Coelho's placebo has racked up impressive sales in Brazil and Europe. Americans should flock to it like gulls.

Coelho is a Brazilian writer with four books to his credit. Following Diary of a Magus (1992—not reviewed) came this book, published in Brazil in 1988: it's an interdenominational, transcendental, inspirational fable—in other words, a bag of wind. 

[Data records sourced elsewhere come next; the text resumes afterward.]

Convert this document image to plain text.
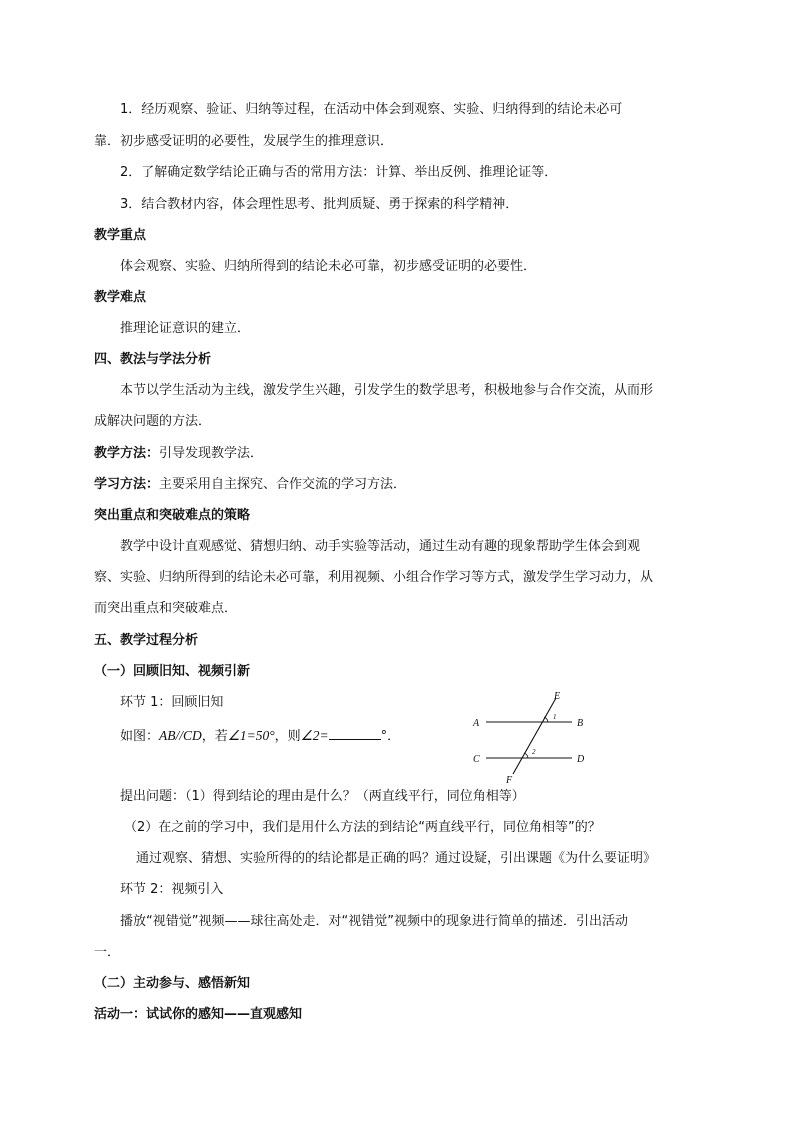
1．经历观察、验证、归纳等过程，在活动中体会到观察、实验、归纳得到的结论未必可
靠．初步感受证明的必要性，发展学生的推理意识．
2．了解确定数学结论正确与否的常用方法：计算、举出反例、推理论证等．
3．结合教材内容，体会理性思考、批判质疑、勇于探索的科学精神．
教学重点
体会观察、实验、归纳所得到的结论未必可靠，初步感受证明的必要性．
教学难点
推理论证意识的建立．
四、教法与学法分析
本节以学生活动为主线，激发学生兴趣，引发学生的数学思考，积极地参与合作交流，从而形
成解决问题的方法．
教学方法：引导发现教学法．
学习方法：主要采用自主探究、合作交流的学习方法．
突出重点和突破难点的策略
教学中设计直观感觉、猜想归纳、动手实验等活动，通过生动有趣的现象帮助学生体会到观
察、实验、归纳所得到的结论未必可靠，利用视频、小组合作学习等方式，激发学生学习动力，从
而突出重点和突破难点．
五、教学过程分析
（一）回顾旧知、视频引新
环节 1：回顾旧知
如图：AB//CD，若∠1=50°，则∠2=	°．
E
A	B
C	D
F
1
2
提出问题：（1）得到结论的理由是什么？（两直线平行，同位角相等）
（2）在之前的学习中，我们是用什么方法的到结论“两直线平行，同位角相等”的？
通过观察、猜想、实验所得的的结论都是正确的吗？通过设疑，引出课题《为什么要证明》
环节 2：视频引入
播放“视错觉”视频——球往高处走．对“视错觉”视频中的现象进行简单的描述．引出活动
一．
（二）主动参与、感悟新知
活动一：试试你的感知——直观感知
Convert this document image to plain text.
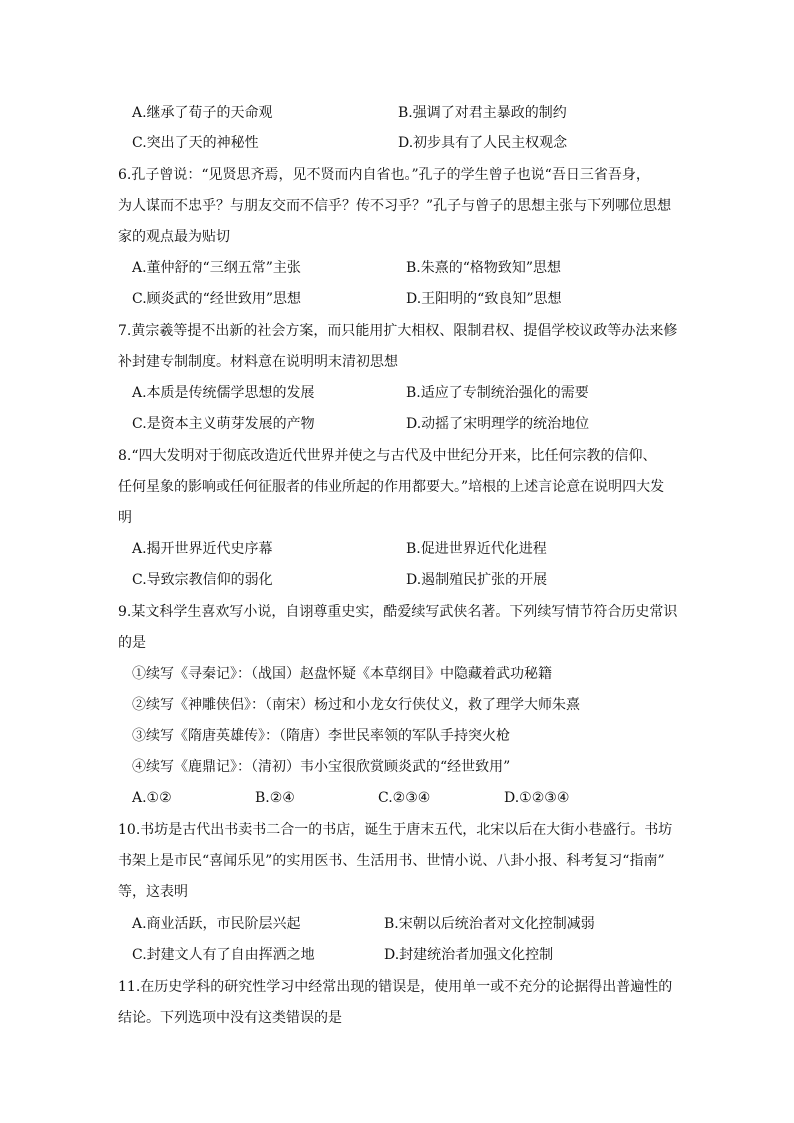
A.继承了荀子的天命观	B.强调了对君主暴政的制约
C.突出了天的神秘性	D.初步具有了人民主权观念
6.孔子曾说：“见贤思齐焉，见不贤而内自省也。”孔子的学生曾子也说“吾日三省吾身，
为人谋而不忠乎？与朋友交而不信乎？传不习乎？”孔子与曾子的思想主张与下列哪位思想
家的观点最为贴切
A.董仲舒的“三纲五常”主张	B.朱熹的“格物致知”思想
C.顾炎武的“经世致用”思想	D.王阳明的“致良知”思想
7.黄宗羲等提不出新的社会方案，而只能用扩大相权、限制君权、提倡学校议政等办法来修
补封建专制制度。材料意在说明明末清初思想
A.本质是传统儒学思想的发展	B.适应了专制统治强化的需要
C.是资本主义萌芽发展的产物	D.动摇了宋明理学的统治地位
8.“四大发明对于彻底改造近代世界并使之与古代及中世纪分开来，比任何宗教的信仰、
任何星象的影响或任何征服者的伟业所起的作用都要大。”培根的上述言论意在说明四大发
明
A.揭开世界近代史序幕	B.促进世界近代化进程
C.导致宗教信仰的弱化	D.遏制殖民扩张的开展
9.某文科学生喜欢写小说，自诩尊重史实，酷爱续写武侠名著。下列续写情节符合历史常识
的是
①续写《寻秦记》：（战国）赵盘怀疑《本草纲目》中隐藏着武功秘籍
②续写《神雕侠侣》：（南宋）杨过和小龙女行侠仗义，救了理学大师朱熹
③续写《隋唐英雄传》：（隋唐）李世民率领的军队手持突火枪
④续写《鹿鼎记》：（清初）韦小宝很欣赏顾炎武的“经世致用”
A.①②	B.②④	C.②③④	D.①②③④
10.书坊是古代出书卖书二合一的书店，诞生于唐末五代，北宋以后在大街小巷盛行。书坊
书架上是市民“喜闻乐见”的实用医书、生活用书、世情小说、八卦小报、科考复习“指南”
等，这表明
A.商业活跃，市民阶层兴起	B.宋朝以后统治者对文化控制减弱
C.封建文人有了自由挥洒之地	D.封建统治者加强文化控制
11.在历史学科的研究性学习中经常出现的错误是，使用单一或不充分的论据得出普遍性的
结论。下列选项中没有这类错误的是
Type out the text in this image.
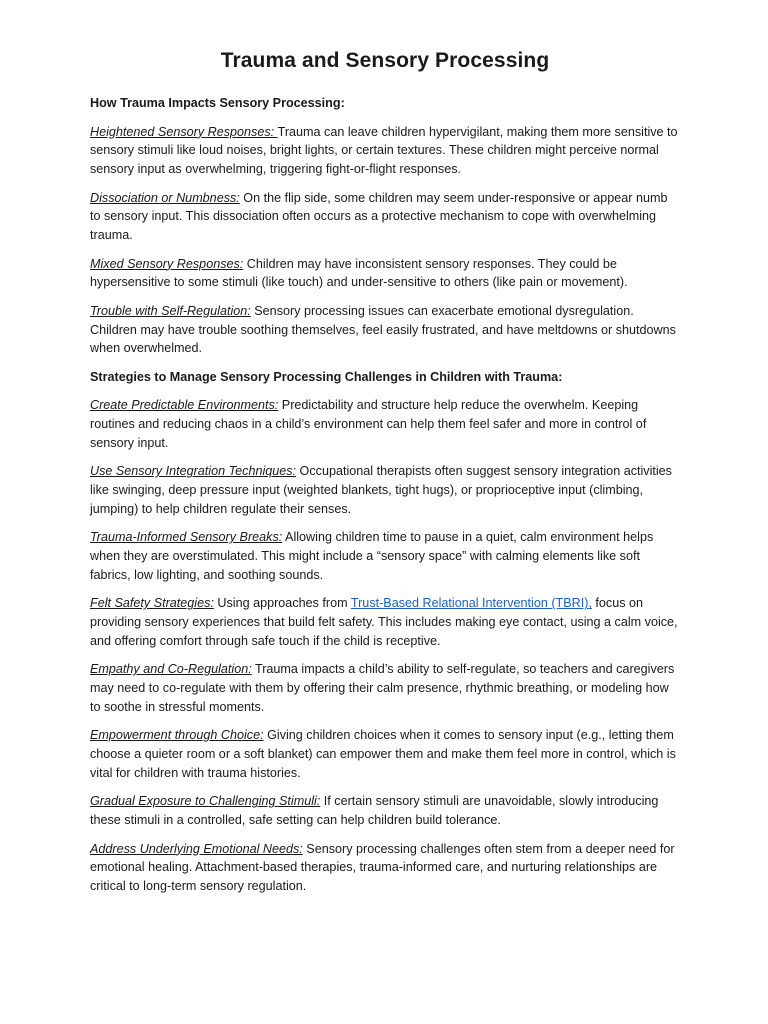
Trauma and Sensory Processing
How Trauma Impacts Sensory Processing:

Heightened Sensory Responses: Trauma can leave children hypervigilant, making them more sensitive to sensory stimuli like loud noises, bright lights, or certain textures. These children might perceive normal sensory input as overwhelming, triggering fight-or-flight responses.

Dissociation or Numbness: On the flip side, some children may seem under-responsive or appear numb to sensory input. This dissociation often occurs as a protective mechanism to cope with overwhelming trauma.

Mixed Sensory Responses: Children may have inconsistent sensory responses. They could be hypersensitive to some stimuli (like touch) and under-sensitive to others (like pain or movement).

Trouble with Self-Regulation: Sensory processing issues can exacerbate emotional dysregulation. Children may have trouble soothing themselves, feel easily frustrated, and have meltdowns or shutdowns when overwhelmed.

Strategies to Manage Sensory Processing Challenges in Children with Trauma:

Create Predictable Environments: Predictability and structure help reduce the overwhelm. Keeping routines and reducing chaos in a child’s environment can help them feel safer and more in control of sensory input.

Use Sensory Integration Techniques: Occupational therapists often suggest sensory integration activities like swinging, deep pressure input (weighted blankets, tight hugs), or proprioceptive input (climbing, jumping) to help children regulate their senses.

Trauma-Informed Sensory Breaks: Allowing children time to pause in a quiet, calm environment helps when they are overstimulated. This might include a “sensory space” with calming elements like soft fabrics, low lighting, and soothing sounds.

Felt Safety Strategies: Using approaches from Trust-Based Relational Intervention (TBRI), focus on providing sensory experiences that build felt safety. This includes making eye contact, using a calm voice, and offering comfort through safe touch if the child is receptive.

Empathy and Co-Regulation: Trauma impacts a child’s ability to self-regulate, so teachers and caregivers may need to co-regulate with them by offering their calm presence, rhythmic breathing, or modeling how to soothe in stressful moments.

Empowerment through Choice: Giving children choices when it comes to sensory input (e.g., letting them choose a quieter room or a soft blanket) can empower them and make them feel more in control, which is vital for children with trauma histories.

Gradual Exposure to Challenging Stimuli: If certain sensory stimuli are unavoidable, slowly introducing these stimuli in a controlled, safe setting can help children build tolerance.

Address Underlying Emotional Needs: Sensory processing challenges often stem from a deeper need for emotional healing. Attachment-based therapies, trauma-informed care, and nurturing relationships are critical to long-term sensory regulation.
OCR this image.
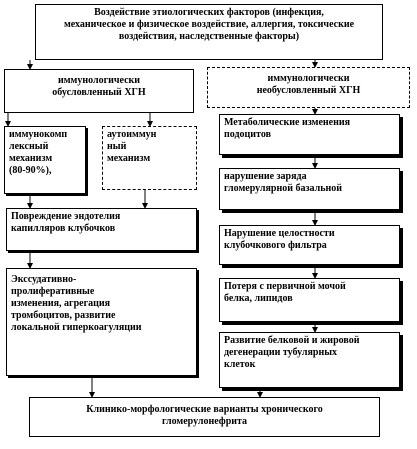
Воздействие этиологических факторов (инфекция,
механическое и физическое воздействие, аллергия, токсические
воздействия, наследственные факторы)
иммунологически
обусловленный ХГН
иммунологически
необусловленный ХГН
иммунокомп
лексный
механизм
(80-90%),
аутоиммун
ный
механизм
Повреждение эндотелия
капилляров клубочков
Экссудативно-
пролиферативные
изменения, агрегация
тромбоцитов, развитие
локальной гиперкоагуляции
Метаболические изменения
подоцитов
нарушение заряда
гломерулярной базальной
Нарушение целостности
клубочкового фильтра
Потеря с первичной мочой
белка, липидов
Развитие белковой и жировой
дегенерации тубулярных
клеток
Клинико-морфологические варианты хронического
гломерулонефрита
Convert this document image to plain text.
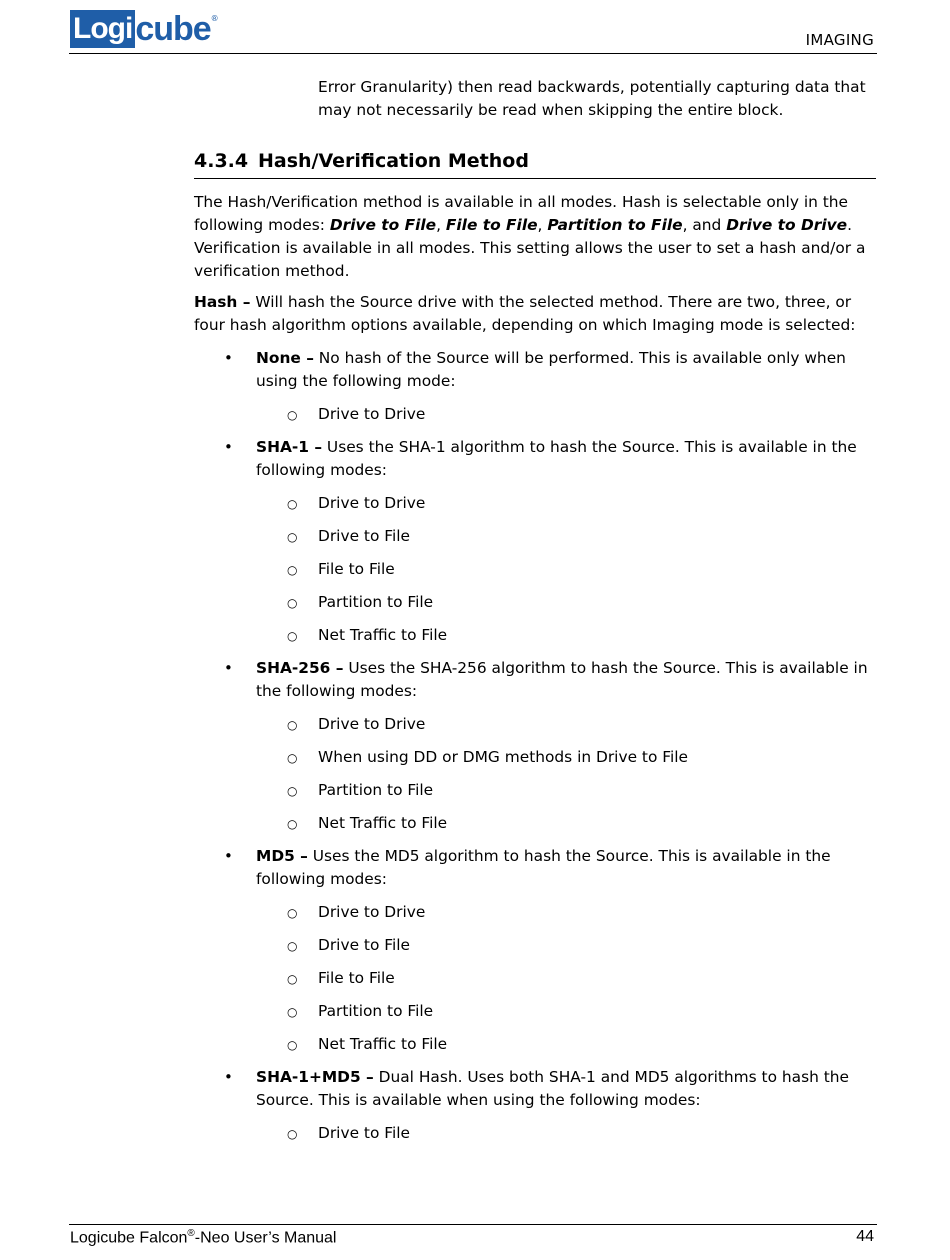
Logi cube ®
IMAGING

Error Granularity) then read backwards, potentially capturing data that may not necessarily be read when skipping the entire block.

4.3.4 Hash/Verification Method

The Hash/Verification method is available in all modes. Hash is selectable only in the following modes: Drive to File, File to File, Partition to File, and Drive to Drive. Verification is available in all modes. This setting allows the user to set a hash and/or a verification method.

Hash – Will hash the Source drive with the selected method. There are two, three, or four hash algorithm options available, depending on which Imaging mode is selected:

• None – No hash of the Source will be performed. This is available only when using the following mode:
○ Drive to Drive
• SHA-1 – Uses the SHA-1 algorithm to hash the Source. This is available in the following modes:
○ Drive to Drive
○ Drive to File
○ File to File
○ Partition to File
○ Net Traffic to File
• SHA-256 – Uses the SHA-256 algorithm to hash the Source. This is available in the following modes:
○ Drive to Drive
○ When using DD or DMG methods in Drive to File
○ Partition to File
○ Net Traffic to File
• MD5 – Uses the MD5 algorithm to hash the Source. This is available in the following modes:
○ Drive to Drive
○ Drive to File
○ File to File
○ Partition to File
○ Net Traffic to File
• SHA-1+MD5 – Dual Hash. Uses both SHA-1 and MD5 algorithms to hash the Source. This is available when using the following modes:
○ Drive to File
Logicube Falcon®-Neo User’s Manual	44
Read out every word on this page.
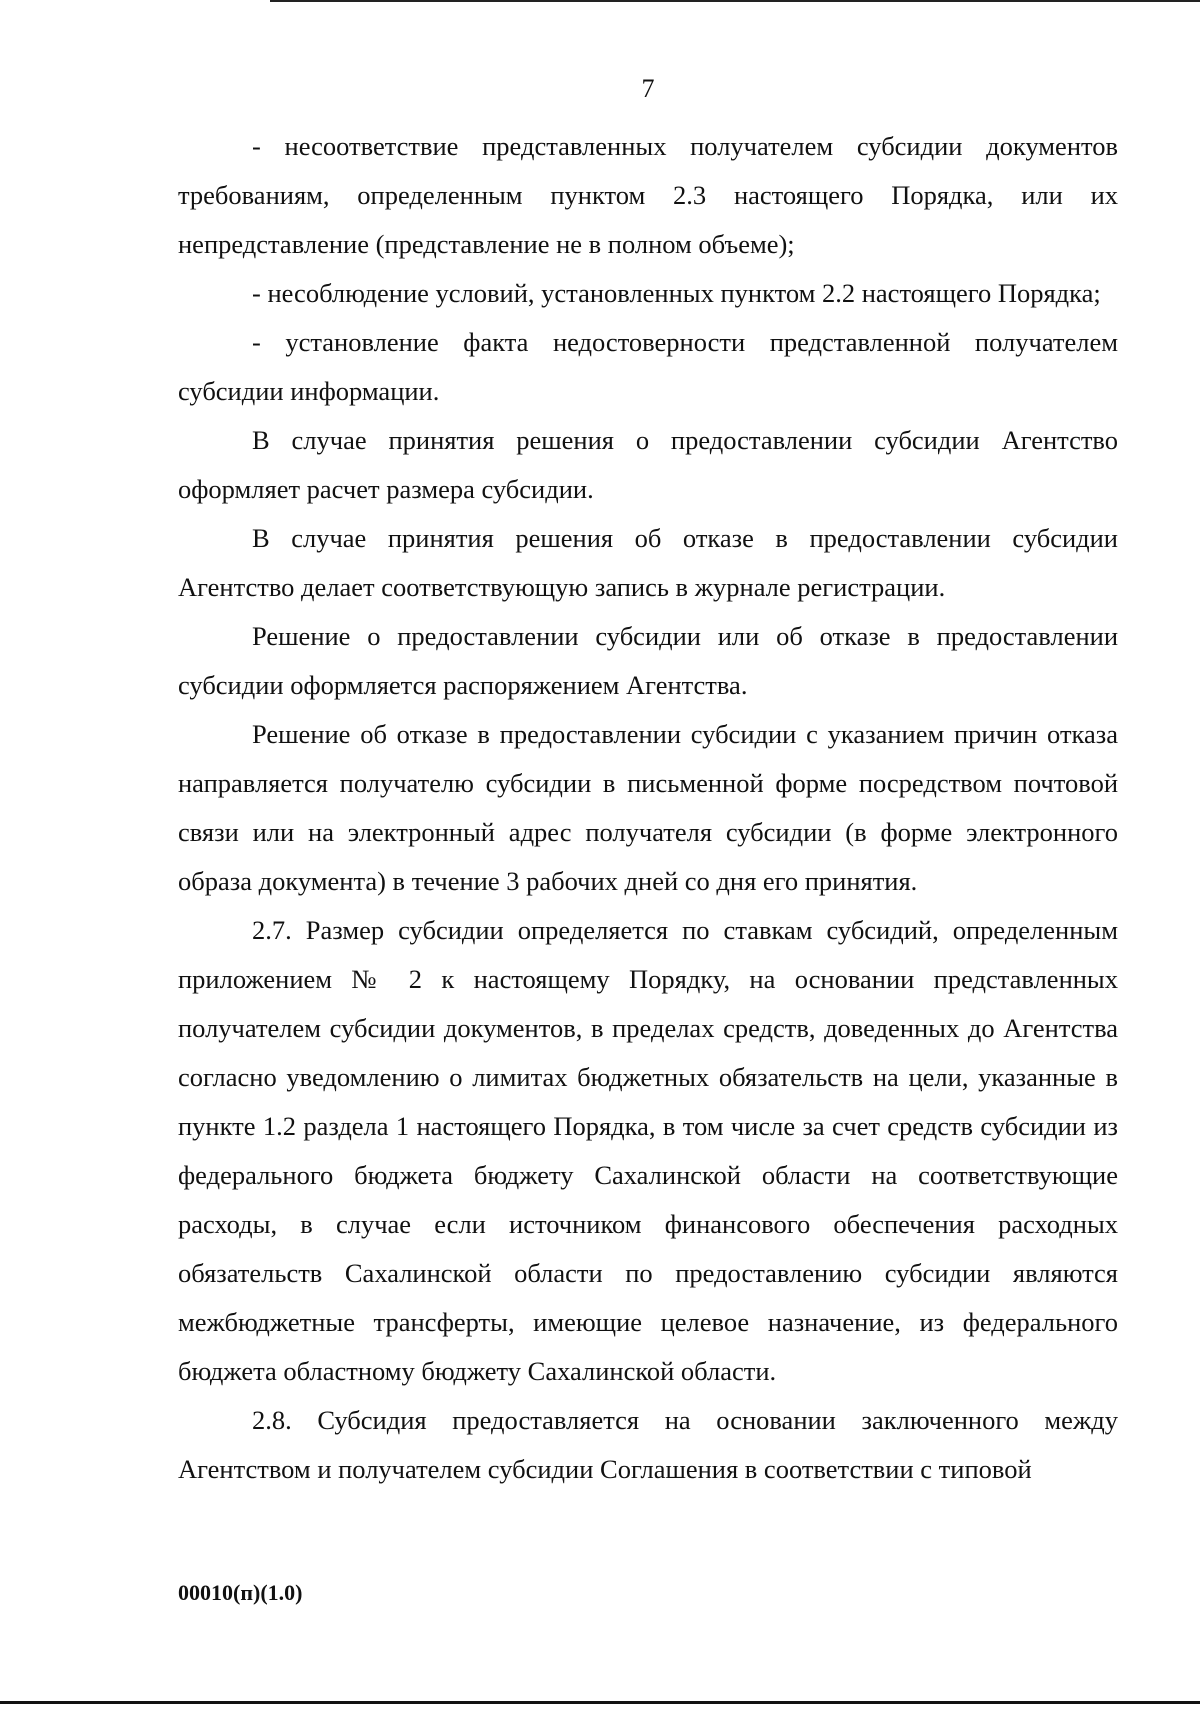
7

- несоответствие представленных получателем субсидии документов требованиям, определенным пунктом 2.3 настоящего Порядка, или их непредставление (представление не в полном объеме);

- несоблюдение условий, установленных пунктом 2.2 настоящего Порядка;

- установление факта недостоверности представленной получателем субсидии информации.

В случае принятия решения о предоставлении субсидии Агентство оформляет расчет размера субсидии.

В случае принятия решения об отказе в предоставлении субсидии Агентство делает соответствующую запись в журнале регистрации.

Решение о предоставлении субсидии или об отказе в предоставлении субсидии оформляется распоряжением Агентства.

Решение об отказе в предоставлении субсидии с указанием причин отказа направляется получателю субсидии в письменной форме посредством почтовой связи или на электронный адрес получателя субсидии (в форме электронного образа документа) в течение 3 рабочих дней со дня его принятия.

2.7. Размер субсидии определяется по ставкам субсидий, определенным приложением № 2 к настоящему Порядку, на основании представленных получателем субсидии документов, в пределах средств, доведенных до Агентства согласно уведомлению о лимитах бюджетных обязательств на цели, указанные в пункте 1.2 раздела 1 настоящего Порядка, в том числе за счет средств субсидии из федерального бюджета бюджету Сахалинской области на соответствующие расходы, в случае если источником финансового обеспечения расходных обязательств Сахалинской области по предоставлению субсидии являются межбюджетные трансферты, имеющие целевое назначение, из федерального бюджета областному бюджету Сахалинской области.

2.8. Субсидия предоставляется на основании заключенного между Агентством и получателем субсидии Соглашения в соответствии с типовой

00010(п)(1.0)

 The story is about a youth empowered to follow his dream. Santiago is an Andalusian shepherd boy who learns through a dream of a treasure in the Egyptian pyramids. An old man, the king of Salem, the first of various spiritual guides, tells the boy that he has discovered his destiny: "to realize one's destiny is a person's only real obligation." So Santiago sells his sheep, sails to Tangier, is tricked out of his money, regains it through hard work, crosses the desert with a caravan, stops at an oasis long enough to fall in love, escapes from warring tribesmen by performing a miracle, reaches the pyramids, and eventually gets both the gold and the girl. Along the way he meets an Englishman who describes the Soul of the World; the desert woman Fatima, who teaches him the Language of the World; and an alchemist who says, "Listen to your heart" A message clings like ivy to every encounter; everyone, but everyone, has to put in their two cents' worth, from the crystal merchant to the camel driver ("concentrate always on the present, you'll be a happy man"). The absence of characterization and overall blandness suggest authorship by a committee of self-improvement pundits—a far cry from Saint- Exupery's The Little Prince: that flagship of the genre was a genuine charmer because it clearly derived from a quirky, individual sensibility. 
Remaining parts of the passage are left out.